SEIS offers generous tax reliefs because the investments are genuinely risky. The government is not providing 50% income tax relief out of benevolence — it is compensating investors for backing companies that might fail. Before investing in SEIS, you need to understand what that risk looks like in practice.
The failure rate
The majority of seed-stage companies fail. This is not a fringe outcome — it is the base case. Studies of early-stage company survival consistently show that 50% to 70% of seed-stage companies do not return investors' capital. Some fail quickly. Some run for three or four years before the founders accept the business is not working. Some pivot repeatedly before either finding a model that works or running out of runway.
The SEIS tax reliefs are designed with this failure rate in mind. Loss relief ensures that the effective loss from a complete failure is substantially less than the nominal investment. But it is still a real financial loss.
Illiquidity
SEIS shares are not listed on any exchange. You cannot sell them when you want to. Your capital is locked up until one of the following happens: the company is acquired (an exit), the company floats on a stock exchange (an IPO), the company offers a secondary sale to new investors, or the company fails. None of these events is within your control, and none is guaranteed to happen within any particular timeframe.
A realistic SEIS investment timeline is five to ten years from initial investment to potential liquidity. Some investments take longer.

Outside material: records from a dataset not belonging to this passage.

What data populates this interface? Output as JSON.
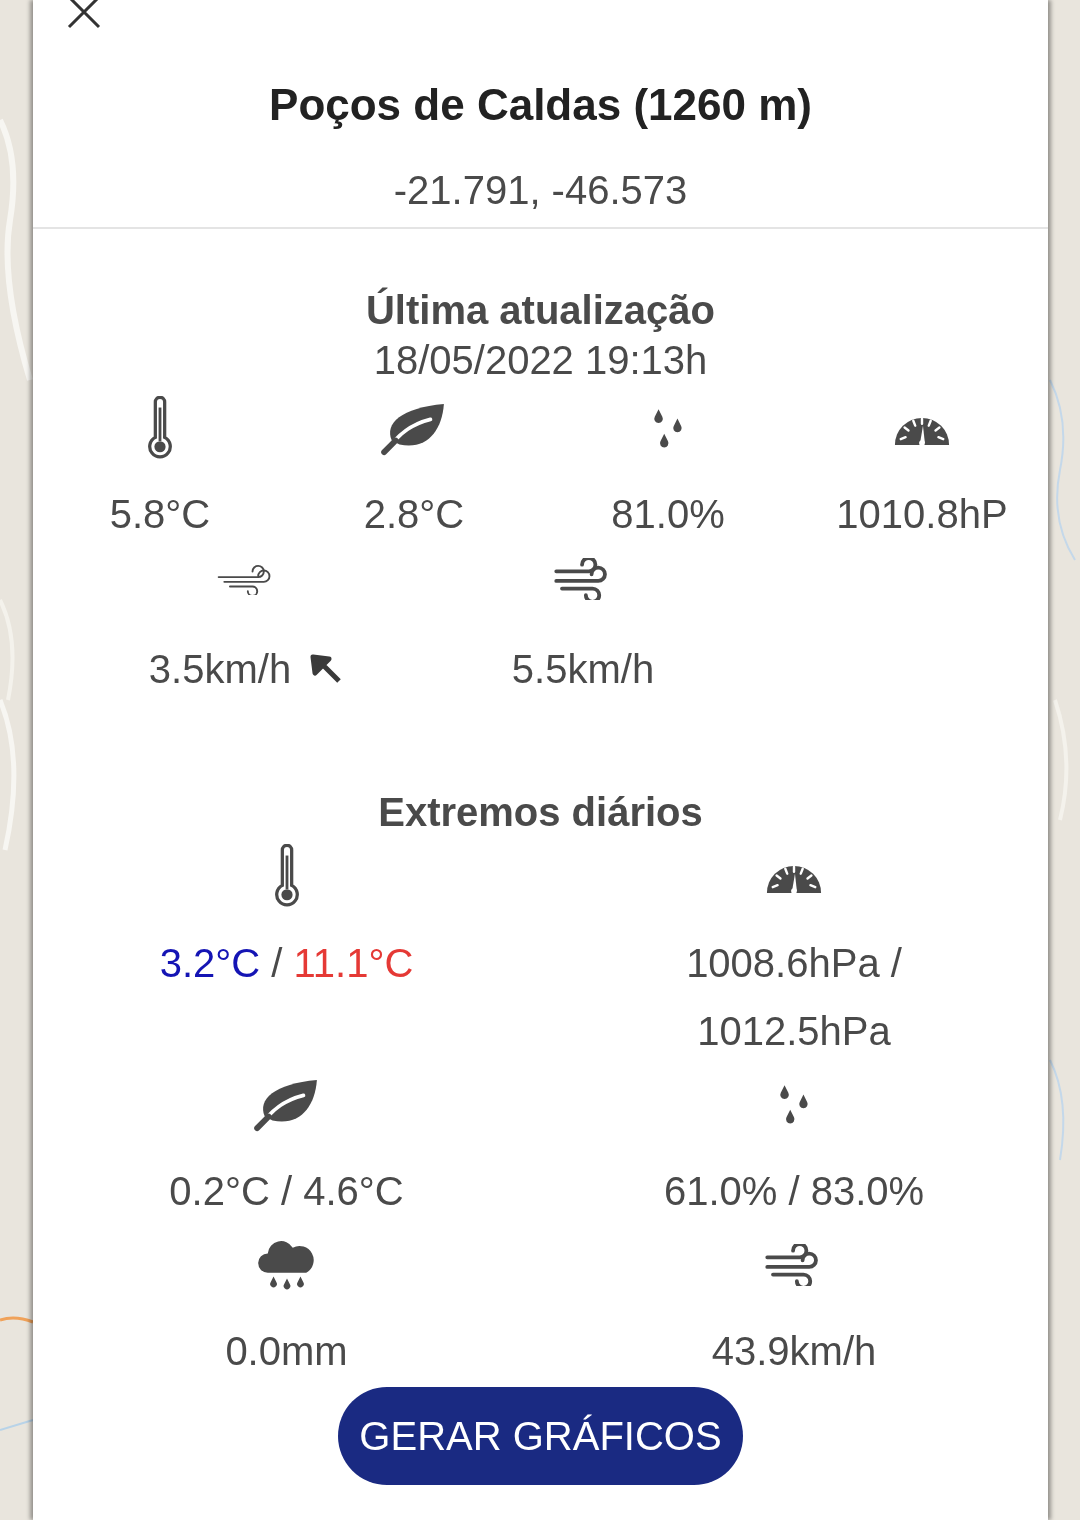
{
  "header": {
    "title": "Poços de Caldas (1260 m)",
    "coordinates": "-21.791, -46.573"
  },
  "current": {
    "title": "Última atualização",
    "timestamp": "18/05/2022 19:13h",
    "readings": [
      {
        "kind": "temperature",
        "value": "5.8°C"
      },
      {
        "kind": "dew_point",
        "value": "2.8°C"
      },
      {
        "kind": "humidity",
        "value": "81.0%"
      },
      {
        "kind": "pressure",
        "value": "1010.8hP"
      }
    ],
    "wind": [
      {
        "kind": "wind_mean",
        "value": "3.5km/h"
      },
      {
        "kind": "wind_gust",
        "value": "5.5km/h"
      }
    ]
  },
  "extremes": {
    "title": "Extremos diários",
    "items": [
      {
        "kind": "temperature",
        "parts": [
          {
            "text": "3.2°C",
            "color": "#1414b4"
          },
          {
            "text": "/"
          },
          {
            "text": "11.1°C",
            "color": "#e53935"
          }
        ]
      },
      {
        "kind": "pressure",
        "parts": [
          {
            "text": "1008.6hPa / 1012.5hPa"
          }
        ]
      },
      {
        "kind": "dew_point",
        "parts": [
          {
            "text": "0.2°C / 4.6°C"
          }
        ]
      },
      {
        "kind": "humidity",
        "parts": [
          {
            "text": "61.0% / 83.0%"
          }
        ]
      },
      {
        "kind": "rain",
        "parts": [
          {
            "text": "0.0mm"
          }
        ]
      },
      {
        "kind": "wind_gust",
        "parts": [
          {
            "text": "43.9km/h"
          }
        ]
      }
    ]
  },
  "button": {
    "label": "GERAR GRÁFICOS"
  }
}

You should not invest capital in SEIS that you might need access to within that timeframe.
Dilution
If the SEIS company progresses — which is the outcome you want — it will raise further rounds of funding. Each round issues new shares to new investors, which dilutes the percentage ownership of existing shareholders including you. A 5% stake at SEIS stage might become 2% or 1% by the time the company reaches Series B or C. This is not necessarily bad — 1% of a £100 million company is more valuable than 5% of a £5 million company — but it is a feature of the asset class that investors sometimes underestimate.

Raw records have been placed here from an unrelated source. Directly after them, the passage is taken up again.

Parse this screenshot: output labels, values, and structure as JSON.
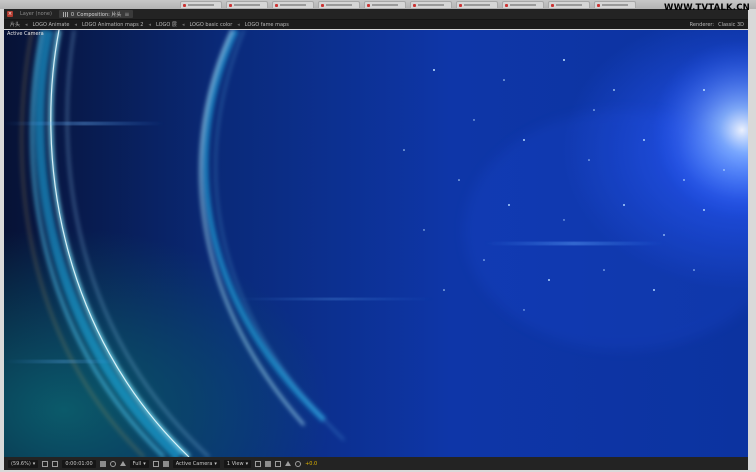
{
  "watermark": {
    "text": "WWW.TVTALK.CN"
  },
  "panel_tabs": [
    {
      "label": "Layer (none)",
      "active": false
    },
    {
      "label": "Composition: 片头",
      "active": true
    }
  ],
  "flowchart": {
    "comp": "片头",
    "items": [
      "LOGO Animate",
      "LOGO Animation maps 2",
      "LOGO 层",
      "LOGO basic color",
      "LOGO fame maps"
    ],
    "renderer_label": "Renderer:",
    "renderer_value": "Classic 3D"
  },
  "viewer": {
    "camera_label": "Active Camera",
    "colors": {
      "bg_dark": "#071235",
      "bg_mid": "#0e36a8",
      "glow": "#3f7cff",
      "ring": "#7fe8ff"
    }
  },
  "bottom_bar": {
    "magnification": "(59.6%)",
    "timecode": "0:00:01:00",
    "resolution": "Full",
    "camera": "Active Camera",
    "view_count": "1 View",
    "exposure": "+0.0"
  }
}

Anti-dilution protection and pro-rata rights (the right to invest in future rounds to maintain your percentage) can partially address dilution, but these terms are more commonly found in institutional investment documents than in SEIS round terms for angel investors.
Tax relief clawback
HMRC can withdraw SEIS tax relief if the company breaches the qualifying rules within three years of the investment. This can happen without any fault on the investor's part — if the company changes its trade, becomes controlled by another company, or issues the wrong class of shares in a subsequent round. If the reliefs are withdrawn, you will receive an assessment for the tax that was previously relieved.
The risk of clawback can be mitigated by working with companies and advisers who understand SEIS rules well, and by ensuring SEIS compliance is built into the company's ongoing governance.
Portfolio construction
Given the high individual company failure rate, SEIS investing requires diversification. A single-company SEIS investment concentrates all the risk in one outcome. A portfolio of ten or more companies across different sectors spreads the risk — some may fail, but the winners need to cover the losses and then some.
Most experienced SEIS investors target a minimum of 10 companies per portfolio, investing smaller amounts in each rather than larger amounts in one or two. This approach accepts the high individual failure rate as a feature of the asset class and relies on the portfolio-level return distribution to generate acceptable overall returns.